HD 2767

Observation data Epoch J2000 Equinox ICRS
- Constellation: Andromeda
- Right ascension: 00^{h} 31^{m} 25.6379^{s}
- Declination: +33° 34′ 53.892″
- Apparent magnitude (V): 5.88

Characteristics
- Evolutionary stage: red giant branch
- Spectral type: K1III
- B−V color index: 1.13

Astrometry
- Radial velocity (R_{v}): 3.398±0.114 km/s
- Proper motion (μ): RA: 50.788±0.049 mas/yr Dec.: −10.707±0.034 mas/yr
- Parallax (π): 8.5954±0.0582 mas
- Distance: 379 ± 3 ly (116.3 ± 0.8 pc)
- Absolute magnitude (M_{V}): +0.56

Details
- Mass: 2.86 M_{☉}
- Radius: 14.7 R_{☉}
- Luminosity: 51 L_{☉}
- Surface gravity (log g): 2.54 cgs
- Temperature: 4,023 K
- Age: 376 Myr
- Other designations: HIP 2475, HR 122, BD+32°80, SAO 53956

Database references
- SIMBAD: data

= HD 2767 =

Double star in the constellation Andromeda

HD 2767 is the primary component of a double star located 379 ly away in the constellation Andromeda. It is a red giant with a spectral type of K1III and an apparent magnitude of 5.88, thus is visible by the naked eye under favourable conditions.
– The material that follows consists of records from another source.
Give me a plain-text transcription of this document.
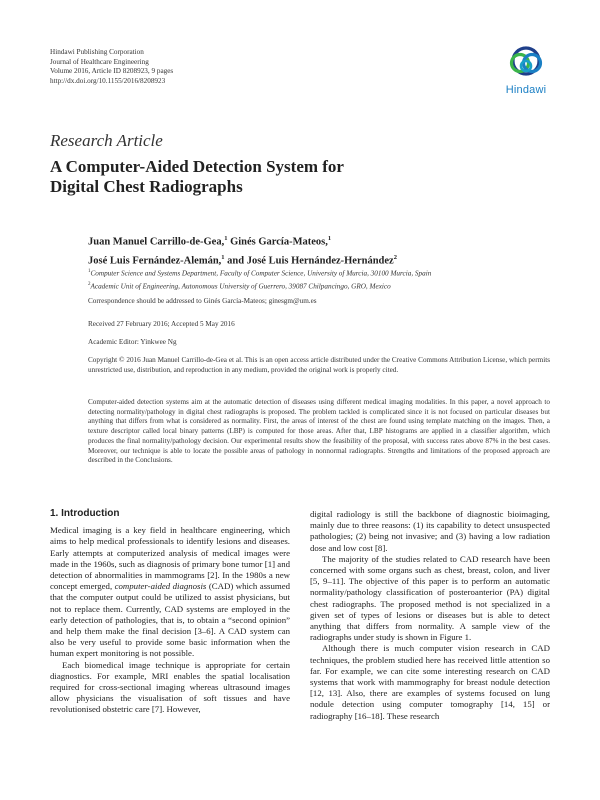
Hindawi Publishing Corporation
Journal of Healthcare Engineering
Volume 2016, Article ID 8208923, 9 pages
http://dx.doi.org/10.1155/2016/8208923
Hindawi
Research Article
A Computer-Aided Detection System for
Digital Chest Radiographs
Juan Manuel Carrillo-de-Gea,$^1$ Ginés García-Mateos,$^1$
José Luis Fernández-Alemán,$^1$ and José Luis Hernández-Hernández$^2$
$^1$Computer Science and Systems Department, Faculty of Computer Science, University of Murcia, 30100 Murcia, Spain
$^2$Academic Unit of Engineering, Autonomous University of Guerrero, 39087 Chilpancingo, GRO, Mexico
Correspondence should be addressed to Ginés García-Mateos; ginesgm@um.es
Received 27 February 2016; Accepted 5 May 2016
Academic Editor: Yinkwee Ng
Copyright © 2016 Juan Manuel Carrillo-de-Gea et al. This is an open access article distributed under the Creative Commons Attribution License, which permits unrestricted use, distribution, and reproduction in any medium, provided the original work is properly cited.
Computer-aided detection systems aim at the automatic detection of diseases using different medical imaging modalities. In this paper, a novel approach to detecting normality/pathology in digital chest radiographs is proposed. The problem tackled is complicated since it is not focused on particular diseases but anything that differs from what is considered as normality. First, the areas of interest of the chest are found using template matching on the images. Then, a texture descriptor called local binary patterns (LBP) is computed for those areas. After that, LBP histograms are applied in a classifier algorithm, which produces the final normality/pathology decision. Our experimental results show the feasibility of the proposal, with success rates above 87% in the best cases. Moreover, our technique is able to locate the possible areas of pathology in nonnormal radiographs. Strengths and limitations of the proposed approach are described in the Conclusions.
1. Introduction

Medical imaging is a key field in healthcare engineering, which aims to help medical professionals to identify lesions and diseases. Early attempts at computerized analysis of medical images were made in the 1960s, such as diagnosis of primary bone tumor [1] and detection of abnormalities in mammograms [2]. In the 1980s a new concept emerged, computer-aided diagnosis (CAD) which assumed that the computer output could be utilized to assist physicians, but not to replace them. Currently, CAD systems are employed in the early detection of pathologies, that is, to obtain a “second opinion” and help them make the final decision [3–6]. A CAD system can also be very useful to provide some basic information when the human expert monitoring is not possible.

Each biomedical image technique is appropriate for certain diagnostics. For example, MRI enables the spatial localisation required for cross-sectional imaging whereas ultrasound images allow physicians the visualisation of soft tissues and have revolutionised obstetric care [7]. However,

digital radiology is still the backbone of diagnostic bioimaging, mainly due to three reasons: (1) its capability to detect unsuspected pathologies; (2) being not invasive; and (3) having a low radiation dose and low cost [8].

The majority of the studies related to CAD research have been concerned with some organs such as chest, breast, colon, and liver [5, 9–11]. The objective of this paper is to perform an automatic normality/pathology classification of posteroanterior (PA) digital chest radiographs. The proposed method is not specialized in a given set of types of lesions or diseases but is able to detect anything that differs from normality. A sample view of the radiographs under study is shown in Figure 1.

Although there is much computer vision research in CAD techniques, the problem studied here has received little attention so far. For example, we can cite some interesting research on CAD systems that work with mammography for breast nodule detection [12, 13]. Also, there are examples of systems focused on lung nodule detection using computer tomography [14, 15] or radiography [16–18]. These research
The secondary is named BD+32 81, has an apparent magnitude of 9.28, and is an F-type star; it shares radial velocity, parallax and proper motion with the primary component. The distance from the primary is estimated as 6,536 AU, while their separation in the sky is 56 arcseconds.